Chemotherapy response rates are low and some of the agents studied include 5-fluorouracil, BiCNU® (carmustine), CeeNU® (lomustine), doxorubicin, dacarbazine and Zanosar. Temodar is an oral analogue of dacarbazine. Temozolomide as monotherapy had acceptable toxicity and antitumoral effects in a small series of patients with advanced malignant neuroendocrine tumors and four of these showed radiologic responses. Etoposide and cisplatin have been used for over a decade based on several phase II studies showing response rates of around 70% in poorly differentated NET.
NCCN on CARC-5 lists chemotherapy as an option(category 3) but does not list etoposide and carboplatin.
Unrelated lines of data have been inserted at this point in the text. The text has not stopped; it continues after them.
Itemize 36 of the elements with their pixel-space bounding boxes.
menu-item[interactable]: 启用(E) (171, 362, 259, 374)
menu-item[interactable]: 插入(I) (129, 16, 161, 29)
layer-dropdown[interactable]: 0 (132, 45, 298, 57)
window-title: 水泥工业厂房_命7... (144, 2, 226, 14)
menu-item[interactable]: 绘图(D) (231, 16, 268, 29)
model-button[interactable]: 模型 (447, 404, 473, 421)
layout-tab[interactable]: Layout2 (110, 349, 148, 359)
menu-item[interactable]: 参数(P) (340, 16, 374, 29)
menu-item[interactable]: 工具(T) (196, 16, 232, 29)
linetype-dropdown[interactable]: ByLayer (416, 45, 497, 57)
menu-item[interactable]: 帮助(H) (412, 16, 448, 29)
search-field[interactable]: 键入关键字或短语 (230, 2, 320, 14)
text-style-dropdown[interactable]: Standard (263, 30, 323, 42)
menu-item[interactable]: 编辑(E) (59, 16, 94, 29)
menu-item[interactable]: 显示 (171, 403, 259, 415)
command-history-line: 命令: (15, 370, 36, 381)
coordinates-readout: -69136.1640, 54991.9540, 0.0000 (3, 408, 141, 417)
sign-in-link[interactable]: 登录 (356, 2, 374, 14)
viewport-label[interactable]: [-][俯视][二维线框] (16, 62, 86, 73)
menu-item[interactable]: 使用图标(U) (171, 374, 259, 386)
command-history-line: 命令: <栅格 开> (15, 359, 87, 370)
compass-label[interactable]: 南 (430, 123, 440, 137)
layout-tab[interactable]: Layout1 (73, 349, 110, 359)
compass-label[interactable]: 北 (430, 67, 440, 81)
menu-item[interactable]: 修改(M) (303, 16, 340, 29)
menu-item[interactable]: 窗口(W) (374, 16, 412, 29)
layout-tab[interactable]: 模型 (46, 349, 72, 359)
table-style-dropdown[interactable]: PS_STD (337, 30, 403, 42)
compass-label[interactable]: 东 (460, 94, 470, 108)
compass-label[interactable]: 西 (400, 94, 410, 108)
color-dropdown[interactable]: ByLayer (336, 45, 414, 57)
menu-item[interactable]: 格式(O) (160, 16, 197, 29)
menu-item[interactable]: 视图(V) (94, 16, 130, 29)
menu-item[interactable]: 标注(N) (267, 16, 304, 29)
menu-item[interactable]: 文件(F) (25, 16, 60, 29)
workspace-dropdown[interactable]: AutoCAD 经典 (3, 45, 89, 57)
Researchers from the Dana-Farber Cancer Center have reported that the oral administration of Temodar (temozolomide) and Thalomid (thalidomide) in patients with metastatic neuorendocrine tumors results in a 40% biochemical response rate and a 25% radiologic response rate. The details of this report appeared in the January 20, 2006, issue of the Journal of Clinical Oncology.
There are a number of reports of phase II studies of this regimen and it should be considered "supported" by medical literature.
Afinitor is reviewed separately. Capecitabine ( Krzyzanowska et al. 2006), gemcitabine ( Kulke et al. 2004a) and topotecan ( Ansell et al. 2004) have all been shown to be inactive as monotherapy in these tumours.
Kulke MH, Stuart K, Enzinger PC, et al. Phase II study of temozolomide and thalidomide in patients with metastatic neuroendocrine tumors. Journal of Clinical Oncology . 2006;24:401-406.